Interview. Steen Hjortholm (Philip Morris): Romania losing around EUR 500 million due to black tobacco market

Newsroom 18/04/2016 | 11:43

Steen Hjortholm, managing director at Philip Morris in Romania, tells Business Review about the impact of the Tobacco Directive on the local market and explains the negative effect of the cigarette black market for the local industry.

Anda Sebesi


What are the main fiscal implications of the transposition of the Tobacco Directive at local level?

The Tobacco Products Directive is a complex legislation, for which the objective is to improve public health by increasing awareness of the risks associated with smoking. This, combined with the effects of the new law which bans smoking in public places, could translate into a decrease of the cigarette market. As such, this will be reflected in the state budget revenues collected from tobacco taxes, which will proportionally decrease. I am confident that both the fiscal and social implications of the new pieces of legislation will be equally considered by the Romanian legislators.

What are the main changes in the process of manufacturing and packaging cigarettes, as per the provisions of the Directive?

The main changes are those related to packaging and labeling. The Directive introduces larger health warnings and cessation messages, which must cover 65 percent of the front and back and 50 percent of the sides of cigarette packs. Also, there will be new rules for reporting the ingredients used in the cigarette manufacturing process.

How much do you think the tobacco manufacturers in Romania would have to invest in order to make these adjustments as per the EU Directive?

From a financial point of view, it is very difficult to estimate a number, given the particularities of the supply chains of the tobacco companies in Romania. The biggest issue we are facing at this point is related to timing, namely the very short period of time we will have to comply with the new requirements.  The deadline for the transposition of the Directive is May 20th, 2016 and it coincides with the date from which only tobacco products compliant with the new law can be produced. Today (March 8th) the draft transposition law is in the Senate and has to undergo the parliamentary procedures in both chambers. I cannot estimate how long it will take until it will be promulgated and published in the Official Gazette, but looking at other legislative processes, I can say we will have very little time to adjust our production, which will put significant pressure on our factories.

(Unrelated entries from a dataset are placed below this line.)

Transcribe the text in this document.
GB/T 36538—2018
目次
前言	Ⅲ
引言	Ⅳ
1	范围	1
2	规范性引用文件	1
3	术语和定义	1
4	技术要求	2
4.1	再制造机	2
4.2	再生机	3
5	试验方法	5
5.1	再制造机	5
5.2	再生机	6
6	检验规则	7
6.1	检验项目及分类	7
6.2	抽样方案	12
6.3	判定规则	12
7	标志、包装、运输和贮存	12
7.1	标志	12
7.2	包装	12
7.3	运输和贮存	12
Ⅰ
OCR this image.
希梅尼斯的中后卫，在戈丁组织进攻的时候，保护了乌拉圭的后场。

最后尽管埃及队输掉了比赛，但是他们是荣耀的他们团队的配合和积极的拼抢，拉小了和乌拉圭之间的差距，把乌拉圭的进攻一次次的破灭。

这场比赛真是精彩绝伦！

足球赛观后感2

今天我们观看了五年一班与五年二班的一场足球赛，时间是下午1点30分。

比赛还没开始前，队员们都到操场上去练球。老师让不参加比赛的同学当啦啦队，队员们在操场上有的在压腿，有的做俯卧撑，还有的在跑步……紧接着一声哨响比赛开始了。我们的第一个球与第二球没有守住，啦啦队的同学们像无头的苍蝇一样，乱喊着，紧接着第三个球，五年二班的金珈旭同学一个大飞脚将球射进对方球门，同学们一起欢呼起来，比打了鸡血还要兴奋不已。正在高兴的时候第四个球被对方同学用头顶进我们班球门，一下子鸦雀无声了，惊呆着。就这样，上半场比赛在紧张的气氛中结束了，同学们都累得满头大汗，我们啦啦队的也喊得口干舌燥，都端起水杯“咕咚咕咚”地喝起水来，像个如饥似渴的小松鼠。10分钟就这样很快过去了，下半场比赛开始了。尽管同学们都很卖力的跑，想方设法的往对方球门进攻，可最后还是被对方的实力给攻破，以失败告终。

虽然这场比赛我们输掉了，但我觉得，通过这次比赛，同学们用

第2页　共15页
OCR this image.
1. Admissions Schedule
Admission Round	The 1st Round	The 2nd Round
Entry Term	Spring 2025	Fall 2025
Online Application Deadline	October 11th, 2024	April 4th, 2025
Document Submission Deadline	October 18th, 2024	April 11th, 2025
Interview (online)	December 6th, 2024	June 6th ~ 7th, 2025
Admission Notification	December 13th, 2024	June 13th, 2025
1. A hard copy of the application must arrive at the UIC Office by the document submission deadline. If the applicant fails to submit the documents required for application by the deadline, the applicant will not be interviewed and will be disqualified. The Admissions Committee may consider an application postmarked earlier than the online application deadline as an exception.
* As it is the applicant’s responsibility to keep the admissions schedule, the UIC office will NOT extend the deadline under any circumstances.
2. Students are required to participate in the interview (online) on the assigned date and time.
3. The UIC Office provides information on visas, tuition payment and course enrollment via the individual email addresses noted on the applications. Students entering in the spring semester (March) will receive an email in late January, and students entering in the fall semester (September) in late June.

In the context of the Tobacco Directive, how do you think the market will evolve in 2016, but also long-term?

The cigarette market has a general descending trend, in line with demographics and overall societal development, not only in Romania, but also worldwide. On the other hand, people might also be interested in switching to new generation products which allow adult smokers to continue to enjoy tobacco, particularly products with a potential to significantly reduce the health risks associated with smoking conventional tobacco products. In our desire to be the leader of this new market segment, Philip Morris International has invested more than USD 2 billion over the last eight years in the development of our reduced-risk products. A leapfrog innovation is iQOS, which uses state-of-the-art electronics to heat a tobacco stick to less than 250 degrees Celsius to generate a flavorful nicotine-containing aerosol. This allows for continued enjoyment of authentic tobacco pleasure, but no fire, no ash, no smoke and less smell. iQOS will create a revolution in tobacco consumption, and I can proudly say that Romania is the fourth market in the world (after Italy, Japan and Switzerland) in which iQOS was launched, which shows that our company’s ambition in the Romanian market is very high.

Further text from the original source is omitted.